Now, Portugal is seriously accused of being a hundred and fifty years behind these favoured nations in all that distinguishes a crowd of savages from a coherent nation of thinking men. Let us see how

laughably unjust the statement is.

Let us take France, and even less than a hundred and fifty years will bring us into the company of Louis XV. and Madame de Pompadour, a demoralised Court, and a down-trodden people-poor and miserystricken, enslaved by superstition, ignorance, and the tyranny of priest and noble. What is there in all this to compare with modern Portugal? A century and a half ago in Germany, to take no worse a part of it than Prussia, we have that most unmitigated and grotesque of all royal and domestic tyrants, the father of the great Frederick, and a people not unwilling or unworthy to be governed by such a wretch. England at

the beginning of the eighteenth century we know all about; and if any one will seriously contend that a minister as corrupt as Walpole could govern in modern Portugal for a day, he must know very little of government in that country.
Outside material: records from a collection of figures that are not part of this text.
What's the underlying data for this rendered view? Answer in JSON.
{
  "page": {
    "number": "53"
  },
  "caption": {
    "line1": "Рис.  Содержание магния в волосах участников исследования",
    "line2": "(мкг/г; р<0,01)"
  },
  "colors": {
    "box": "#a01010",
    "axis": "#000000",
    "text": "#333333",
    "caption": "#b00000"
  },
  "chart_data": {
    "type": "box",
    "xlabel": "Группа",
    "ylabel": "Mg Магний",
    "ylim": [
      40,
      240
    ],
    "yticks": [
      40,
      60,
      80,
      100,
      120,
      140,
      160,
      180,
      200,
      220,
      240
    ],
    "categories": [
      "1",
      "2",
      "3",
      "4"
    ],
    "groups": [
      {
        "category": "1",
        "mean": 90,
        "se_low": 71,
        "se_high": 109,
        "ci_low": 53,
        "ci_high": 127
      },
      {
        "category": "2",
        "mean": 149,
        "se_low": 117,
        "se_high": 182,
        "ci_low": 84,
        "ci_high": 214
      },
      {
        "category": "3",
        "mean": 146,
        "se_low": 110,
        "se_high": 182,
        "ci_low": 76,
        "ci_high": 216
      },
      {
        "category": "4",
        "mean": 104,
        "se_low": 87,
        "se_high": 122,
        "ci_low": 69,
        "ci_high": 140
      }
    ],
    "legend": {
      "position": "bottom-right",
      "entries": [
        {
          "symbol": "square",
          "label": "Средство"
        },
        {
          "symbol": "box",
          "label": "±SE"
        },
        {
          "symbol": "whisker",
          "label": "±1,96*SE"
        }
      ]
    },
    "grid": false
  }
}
If he supposes that a country like our own under the First or Second George, in which one great party was openly treasonable to the Throne and the Constitution, in which armed rebellion was ready to break out at a hint from a neighbouring sovereign, and of which one great division was enslaved and terrorised by political and religious disabilities, and another division so lawless that the writs of the King's Law Courts would not run through it-if any man can draw a parallel between such a country and the Portugal of to-day, he is either too ignorant to be heard at all, or his statement is, as polite psychologists who hesitate over a stronger term, say- an act of imperfect cerebration.'

The amiable poet who moralised to the effect that but a small ingredient in the mass of human suffering was that part which

Laws or kings can cause or cure,

never perhaps went very deeply into the ethics of tyranny. Let tyrannical kings and laws, he argued, do their worst, they must at the last leave our reason, our faith, and our conscience' to us. I should be very sorry, for my own part, to try the experiment in Poland or in Turkey; but, be this as it may, Goldsmith overlooked, I think, the suffering caused by those meddlesome laws which the stupidity of our ancestors imposed, and which that of many contemporary governments still imposes, upon every transaction in the traffic of man with man.